Словно мешок цемента свалился с Чугуевой. Она поняла. Речь шла об украшении, которое Осип вытащил из захоронения и приказал ей нацепить на себя. Только и делов. Покойник оказался женского пола, в золоте и серебре, и на выходе из шахты парней обыскивали. Митя и тот вывернул карманы, чтобы не нарушать демократии. Одну только Чугуеву никому в голову не пришло проверять. Так она и вынесла на белый свет эту загогулину. Осип думал, невесть какое добро, побежал приценяться. В Торгсине едва взглянули, сказали, что медь не берут. После того он целый день скалился на Чугуеву, будто она самолично смастерила старинную подвеску и нацепила на покойницу.
— Поняла теперь? — спросил Митя.
— Поняла, Митенька, поняла.
— Висюлька при тебе? Давай сюда.
Она, сопя, покопалась за пазухой и подала медное украшение, похожее на спиральную пружинку от часов. Митя с удивлением оглядел ее и спросил:
— Это она и есть?
— Она.
— Темны бояре. Я бы им за одну смену сотню таких накрутил. Кто тебе преподнес эту хреновину?

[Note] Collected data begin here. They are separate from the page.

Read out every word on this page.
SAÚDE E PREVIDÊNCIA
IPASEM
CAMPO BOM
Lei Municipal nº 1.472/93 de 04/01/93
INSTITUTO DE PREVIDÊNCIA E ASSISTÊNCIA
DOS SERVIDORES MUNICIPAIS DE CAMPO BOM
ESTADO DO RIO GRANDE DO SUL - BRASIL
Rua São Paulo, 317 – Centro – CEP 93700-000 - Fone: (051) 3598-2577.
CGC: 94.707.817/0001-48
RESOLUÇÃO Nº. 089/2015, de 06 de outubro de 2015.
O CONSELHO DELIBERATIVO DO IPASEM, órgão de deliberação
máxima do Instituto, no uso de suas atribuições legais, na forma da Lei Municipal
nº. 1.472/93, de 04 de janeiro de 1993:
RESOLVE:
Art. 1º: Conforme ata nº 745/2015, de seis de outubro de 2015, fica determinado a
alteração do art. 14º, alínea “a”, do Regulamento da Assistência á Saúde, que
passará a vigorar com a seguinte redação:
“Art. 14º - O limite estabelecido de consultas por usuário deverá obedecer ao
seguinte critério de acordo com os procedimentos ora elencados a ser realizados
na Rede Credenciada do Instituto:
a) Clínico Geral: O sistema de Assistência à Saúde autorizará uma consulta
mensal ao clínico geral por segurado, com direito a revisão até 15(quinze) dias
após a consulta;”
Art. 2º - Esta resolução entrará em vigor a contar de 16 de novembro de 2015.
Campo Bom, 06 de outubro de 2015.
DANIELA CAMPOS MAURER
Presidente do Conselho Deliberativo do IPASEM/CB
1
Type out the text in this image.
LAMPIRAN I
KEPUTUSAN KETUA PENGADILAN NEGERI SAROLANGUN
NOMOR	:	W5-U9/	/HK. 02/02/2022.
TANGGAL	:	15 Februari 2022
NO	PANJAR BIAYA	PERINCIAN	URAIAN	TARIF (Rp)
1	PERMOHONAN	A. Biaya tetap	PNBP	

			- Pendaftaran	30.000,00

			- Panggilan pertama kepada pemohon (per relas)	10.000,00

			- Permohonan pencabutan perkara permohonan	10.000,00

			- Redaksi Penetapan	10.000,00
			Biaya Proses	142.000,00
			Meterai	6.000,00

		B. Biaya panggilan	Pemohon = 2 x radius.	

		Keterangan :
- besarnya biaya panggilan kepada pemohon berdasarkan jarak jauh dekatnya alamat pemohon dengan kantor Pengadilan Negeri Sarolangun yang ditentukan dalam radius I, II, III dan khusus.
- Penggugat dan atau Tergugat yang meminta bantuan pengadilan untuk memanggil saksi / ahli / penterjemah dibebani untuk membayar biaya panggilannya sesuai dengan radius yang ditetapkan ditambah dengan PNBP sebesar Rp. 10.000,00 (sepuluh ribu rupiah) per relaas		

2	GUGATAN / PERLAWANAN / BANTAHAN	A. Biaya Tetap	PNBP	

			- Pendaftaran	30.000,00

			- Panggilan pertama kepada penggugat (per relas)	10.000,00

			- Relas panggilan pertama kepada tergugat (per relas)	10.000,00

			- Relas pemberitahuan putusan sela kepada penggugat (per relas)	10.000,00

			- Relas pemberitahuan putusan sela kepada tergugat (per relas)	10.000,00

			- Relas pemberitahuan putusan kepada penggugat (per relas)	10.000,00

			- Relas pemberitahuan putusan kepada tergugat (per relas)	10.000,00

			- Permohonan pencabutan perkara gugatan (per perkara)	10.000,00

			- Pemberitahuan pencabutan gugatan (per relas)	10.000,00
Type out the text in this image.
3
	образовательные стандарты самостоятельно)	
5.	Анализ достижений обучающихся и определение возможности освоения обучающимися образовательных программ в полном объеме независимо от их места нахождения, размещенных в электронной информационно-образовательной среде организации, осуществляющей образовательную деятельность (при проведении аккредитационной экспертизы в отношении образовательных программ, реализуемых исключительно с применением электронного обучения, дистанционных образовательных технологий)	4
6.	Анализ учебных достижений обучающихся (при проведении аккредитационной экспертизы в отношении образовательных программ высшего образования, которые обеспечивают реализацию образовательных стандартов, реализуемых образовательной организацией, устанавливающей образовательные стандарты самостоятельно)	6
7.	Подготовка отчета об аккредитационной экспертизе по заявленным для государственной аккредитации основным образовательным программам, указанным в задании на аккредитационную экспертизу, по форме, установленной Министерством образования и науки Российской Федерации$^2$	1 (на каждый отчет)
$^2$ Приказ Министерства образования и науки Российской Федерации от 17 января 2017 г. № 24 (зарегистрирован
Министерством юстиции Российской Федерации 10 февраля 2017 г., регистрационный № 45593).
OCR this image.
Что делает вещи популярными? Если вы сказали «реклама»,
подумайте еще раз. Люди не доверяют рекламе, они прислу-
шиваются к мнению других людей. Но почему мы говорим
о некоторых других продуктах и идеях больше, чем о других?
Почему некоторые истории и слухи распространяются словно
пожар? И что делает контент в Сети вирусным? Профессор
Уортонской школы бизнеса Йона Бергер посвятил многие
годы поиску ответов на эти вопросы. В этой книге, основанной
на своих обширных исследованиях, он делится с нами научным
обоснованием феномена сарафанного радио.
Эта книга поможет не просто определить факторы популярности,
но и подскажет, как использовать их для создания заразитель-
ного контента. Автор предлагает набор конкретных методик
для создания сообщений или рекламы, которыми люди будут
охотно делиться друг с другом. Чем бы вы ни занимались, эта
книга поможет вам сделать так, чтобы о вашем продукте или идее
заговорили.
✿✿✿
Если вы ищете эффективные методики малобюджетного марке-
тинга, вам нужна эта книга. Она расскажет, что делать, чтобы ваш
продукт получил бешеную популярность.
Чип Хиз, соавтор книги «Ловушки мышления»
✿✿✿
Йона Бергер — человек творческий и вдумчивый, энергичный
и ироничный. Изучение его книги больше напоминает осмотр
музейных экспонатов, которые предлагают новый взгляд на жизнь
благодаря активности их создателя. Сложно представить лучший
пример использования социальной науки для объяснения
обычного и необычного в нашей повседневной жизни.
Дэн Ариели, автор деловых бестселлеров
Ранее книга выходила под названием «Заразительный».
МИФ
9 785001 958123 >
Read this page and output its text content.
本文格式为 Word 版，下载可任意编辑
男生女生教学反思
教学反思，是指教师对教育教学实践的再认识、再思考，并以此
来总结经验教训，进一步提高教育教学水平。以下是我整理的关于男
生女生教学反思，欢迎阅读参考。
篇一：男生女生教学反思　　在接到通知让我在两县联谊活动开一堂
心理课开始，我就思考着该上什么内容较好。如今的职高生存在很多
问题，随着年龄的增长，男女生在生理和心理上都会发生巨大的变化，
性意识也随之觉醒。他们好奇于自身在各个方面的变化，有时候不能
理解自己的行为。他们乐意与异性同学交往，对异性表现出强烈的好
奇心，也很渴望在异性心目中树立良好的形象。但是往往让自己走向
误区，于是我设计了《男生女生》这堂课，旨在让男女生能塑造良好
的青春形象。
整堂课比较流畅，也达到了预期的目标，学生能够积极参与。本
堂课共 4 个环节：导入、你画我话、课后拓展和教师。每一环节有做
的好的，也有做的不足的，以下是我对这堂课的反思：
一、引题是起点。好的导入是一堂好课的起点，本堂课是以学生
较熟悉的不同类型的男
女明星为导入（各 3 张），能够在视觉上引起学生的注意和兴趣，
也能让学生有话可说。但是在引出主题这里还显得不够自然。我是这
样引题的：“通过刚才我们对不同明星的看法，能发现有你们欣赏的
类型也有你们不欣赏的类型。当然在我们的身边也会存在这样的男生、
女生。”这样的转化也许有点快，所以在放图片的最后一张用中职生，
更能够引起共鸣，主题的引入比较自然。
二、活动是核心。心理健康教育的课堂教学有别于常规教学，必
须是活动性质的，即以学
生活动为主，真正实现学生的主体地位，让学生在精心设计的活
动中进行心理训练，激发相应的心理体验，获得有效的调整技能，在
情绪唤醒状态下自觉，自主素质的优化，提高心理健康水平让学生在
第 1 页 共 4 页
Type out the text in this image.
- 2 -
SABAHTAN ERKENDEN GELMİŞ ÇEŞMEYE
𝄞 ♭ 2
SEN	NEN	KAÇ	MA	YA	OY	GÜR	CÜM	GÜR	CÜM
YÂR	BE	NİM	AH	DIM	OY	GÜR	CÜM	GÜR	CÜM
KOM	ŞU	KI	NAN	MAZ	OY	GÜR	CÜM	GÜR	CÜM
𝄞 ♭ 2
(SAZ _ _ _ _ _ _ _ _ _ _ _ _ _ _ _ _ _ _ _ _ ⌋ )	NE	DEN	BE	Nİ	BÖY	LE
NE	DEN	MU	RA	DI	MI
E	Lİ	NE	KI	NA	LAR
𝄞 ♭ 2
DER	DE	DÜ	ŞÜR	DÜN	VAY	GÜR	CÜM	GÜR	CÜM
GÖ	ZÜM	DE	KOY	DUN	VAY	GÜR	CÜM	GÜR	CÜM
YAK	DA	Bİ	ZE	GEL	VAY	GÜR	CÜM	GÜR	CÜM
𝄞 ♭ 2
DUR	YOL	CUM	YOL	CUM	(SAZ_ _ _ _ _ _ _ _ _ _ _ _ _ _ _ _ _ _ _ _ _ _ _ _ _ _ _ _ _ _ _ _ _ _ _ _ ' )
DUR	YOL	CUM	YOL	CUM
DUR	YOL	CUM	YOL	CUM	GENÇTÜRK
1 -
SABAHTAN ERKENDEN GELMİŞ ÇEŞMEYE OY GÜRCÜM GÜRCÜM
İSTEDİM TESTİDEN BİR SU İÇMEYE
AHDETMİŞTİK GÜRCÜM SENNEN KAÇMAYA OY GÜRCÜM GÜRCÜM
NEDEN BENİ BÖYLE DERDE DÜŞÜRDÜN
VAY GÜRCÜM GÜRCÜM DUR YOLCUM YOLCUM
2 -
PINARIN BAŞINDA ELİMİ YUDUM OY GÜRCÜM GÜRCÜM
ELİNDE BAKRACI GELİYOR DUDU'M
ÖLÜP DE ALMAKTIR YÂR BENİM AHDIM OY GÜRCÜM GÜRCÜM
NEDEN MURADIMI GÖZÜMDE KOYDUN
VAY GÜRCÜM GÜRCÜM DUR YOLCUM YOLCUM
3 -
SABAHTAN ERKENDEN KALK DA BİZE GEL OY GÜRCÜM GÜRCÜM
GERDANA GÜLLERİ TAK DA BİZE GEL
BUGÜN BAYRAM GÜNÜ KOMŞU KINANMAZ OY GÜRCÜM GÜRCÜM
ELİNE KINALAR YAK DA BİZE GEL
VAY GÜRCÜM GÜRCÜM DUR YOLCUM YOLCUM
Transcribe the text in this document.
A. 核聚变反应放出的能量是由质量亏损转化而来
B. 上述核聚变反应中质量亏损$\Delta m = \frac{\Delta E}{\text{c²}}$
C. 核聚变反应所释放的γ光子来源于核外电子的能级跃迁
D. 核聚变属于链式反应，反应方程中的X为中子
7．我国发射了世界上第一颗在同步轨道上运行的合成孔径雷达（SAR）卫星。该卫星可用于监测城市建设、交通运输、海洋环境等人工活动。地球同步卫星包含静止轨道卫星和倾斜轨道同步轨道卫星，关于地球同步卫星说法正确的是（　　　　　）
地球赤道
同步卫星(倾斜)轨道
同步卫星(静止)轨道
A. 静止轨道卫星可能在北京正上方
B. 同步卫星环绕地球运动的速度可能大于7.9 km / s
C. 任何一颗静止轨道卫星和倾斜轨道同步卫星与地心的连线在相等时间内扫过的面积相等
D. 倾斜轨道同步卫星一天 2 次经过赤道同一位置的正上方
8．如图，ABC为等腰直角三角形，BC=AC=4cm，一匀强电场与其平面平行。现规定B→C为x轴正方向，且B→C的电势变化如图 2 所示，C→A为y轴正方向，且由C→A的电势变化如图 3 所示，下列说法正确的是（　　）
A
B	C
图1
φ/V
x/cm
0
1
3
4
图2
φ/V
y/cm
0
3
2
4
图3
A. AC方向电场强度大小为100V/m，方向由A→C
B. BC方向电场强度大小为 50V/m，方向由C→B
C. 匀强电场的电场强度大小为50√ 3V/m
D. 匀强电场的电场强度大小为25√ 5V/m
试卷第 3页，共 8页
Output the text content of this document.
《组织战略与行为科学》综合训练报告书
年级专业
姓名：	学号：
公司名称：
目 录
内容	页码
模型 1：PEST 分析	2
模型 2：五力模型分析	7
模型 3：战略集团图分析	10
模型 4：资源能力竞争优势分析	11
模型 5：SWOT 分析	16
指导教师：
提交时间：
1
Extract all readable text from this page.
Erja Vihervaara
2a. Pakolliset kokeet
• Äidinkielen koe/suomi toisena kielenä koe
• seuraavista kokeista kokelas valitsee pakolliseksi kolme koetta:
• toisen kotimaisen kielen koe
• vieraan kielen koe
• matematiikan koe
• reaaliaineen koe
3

— Сама взяла. — Ужас совсем отпустил Чугуеву. Ей было смешно, что бригадиру приходится отвлекаться на пустяки. — Гроб прохудился, она и выпала. И мослы выпали. Мослы, Митя, черные. Страсть.
— Ладно про мослы. Значит, сама взяла?
— Нет. Покойница подарила.
— А зря у тебя губки на улыбке! Врешь ты.
— Не вру, Митя. С чего бы, сам пойми, врать? Чего мне за это, фамилию сменят? Уж коли врать, так от души, чтобы ночью вскакивать.
Она словно захмелела. Ей вдруг захотелось с огнем поиграть, поозорничать возле рыжего недотепушки. И наговорила бы она невесть чего, да новый человек сбил с настроения.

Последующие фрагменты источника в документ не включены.